I was talking with my wife one day while I was at work, and she told me that she had worked on cleaning the living room that day. In the cleaning process, she collected stuff belonging to each member of the family and placed it in bags. So I knew that when I got home, I'd have a bag waiting for me. (Naturally, since she was the one doing the cleaning, she could remove the evidence of HER bag before we got home. But hey, that's the advantage of doing the cleaning in the first place.)
But wouldn't it be neat if my wife had a robot that could have done the work?
[R]esearchers at Carnegie Mellon University presented work on an object-recognition system that lets a robot sort through a pile of recyclables by hand.
Technology Review noted that this is difficult:
Being able to pick out items from a cluttered, disordered environment is no easy feat. And, while other robots are now dexterous enough to grasp an egg without breaking it damage or pick up unfamiliar objects, these systems generally only work if the object in question has been positioned carefully.

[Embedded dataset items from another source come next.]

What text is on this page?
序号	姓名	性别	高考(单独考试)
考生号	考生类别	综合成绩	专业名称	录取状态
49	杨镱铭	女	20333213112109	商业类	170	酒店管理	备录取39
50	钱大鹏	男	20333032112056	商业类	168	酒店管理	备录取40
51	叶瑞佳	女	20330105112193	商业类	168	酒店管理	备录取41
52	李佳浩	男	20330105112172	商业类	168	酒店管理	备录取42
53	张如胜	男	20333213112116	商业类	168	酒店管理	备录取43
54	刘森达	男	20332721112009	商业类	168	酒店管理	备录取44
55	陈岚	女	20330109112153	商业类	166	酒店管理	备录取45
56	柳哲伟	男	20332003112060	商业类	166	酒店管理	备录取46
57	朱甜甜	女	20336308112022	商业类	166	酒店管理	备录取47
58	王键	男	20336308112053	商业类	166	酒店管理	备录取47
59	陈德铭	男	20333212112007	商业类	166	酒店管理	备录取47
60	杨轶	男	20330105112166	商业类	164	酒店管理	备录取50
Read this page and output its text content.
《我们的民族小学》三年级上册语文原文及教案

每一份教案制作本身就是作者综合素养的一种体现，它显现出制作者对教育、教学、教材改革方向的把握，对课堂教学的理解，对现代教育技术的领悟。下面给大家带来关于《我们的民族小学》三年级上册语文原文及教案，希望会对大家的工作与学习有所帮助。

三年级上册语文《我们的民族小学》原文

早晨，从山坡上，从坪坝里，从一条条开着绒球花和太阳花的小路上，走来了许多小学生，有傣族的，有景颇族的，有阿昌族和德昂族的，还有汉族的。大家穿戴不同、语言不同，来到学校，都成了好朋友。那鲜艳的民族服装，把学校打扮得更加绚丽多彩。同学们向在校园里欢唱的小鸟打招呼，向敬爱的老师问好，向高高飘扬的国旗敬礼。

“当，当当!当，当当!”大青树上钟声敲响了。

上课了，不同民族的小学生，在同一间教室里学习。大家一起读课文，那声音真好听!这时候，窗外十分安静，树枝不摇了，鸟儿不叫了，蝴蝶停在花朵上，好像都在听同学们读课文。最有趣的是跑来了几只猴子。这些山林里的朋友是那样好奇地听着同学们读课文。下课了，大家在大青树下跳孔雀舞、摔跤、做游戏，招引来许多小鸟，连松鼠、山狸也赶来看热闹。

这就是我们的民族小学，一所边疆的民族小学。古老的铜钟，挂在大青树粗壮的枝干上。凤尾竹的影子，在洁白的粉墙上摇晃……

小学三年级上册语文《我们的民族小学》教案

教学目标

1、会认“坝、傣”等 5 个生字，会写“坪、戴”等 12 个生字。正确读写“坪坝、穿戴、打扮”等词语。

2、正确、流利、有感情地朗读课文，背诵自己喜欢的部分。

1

In addition to being able to pick things up, the robot needs to "know" what the objects are. This requires an object-recognition algorithm. And, being researchers, that requires a paper:
Object Recognition and Full Pose Registration from a Single Image for Robotic Manipulation
Alvaro Collet Romea, Dmitry Berenson, Siddhartha Srinivasa, and David Ferguson
IEEE International Conference on Robotics and Automation (ICRA '09), May, 2009.
Abstract
Robust perception is a vital capability for robotic manipulation in unstructured scenes. In this context, full pose estimation of relevant objects in a scene is a critical step towards the introduction of robots into household environments. In this paper, we present an approach for building metric 3D models of objects using local descriptors from several images. Each model is optimized to fit a set of calibrated training images, thus obtaining the best possible alignment between the 3D model and the real object. Given a new test image, we match the local descriptors to our stored models online, using a novel combination of the RANSAC and Mean Shift algorithms to register multiple instances of each object. A robust initialization step allows for arbitrary rotation, translation and scaling of objects in the test images. The resulting system provides markerless 6-DOF pose estimation for complex objects in cluttered scenes. We provide experimental results demonstrating orientation and translation accuracy, as well a physical implementation of the pose output being used by an autonomous robot to perform grasping in highly cluttered scenes.
The paper itself can be found at the link. Look for the PDF item.
So, how much more time until the robot can identify the items, associate them with a person ("Sports Illustrated - that belongs to the husband"), and bag them accordingly?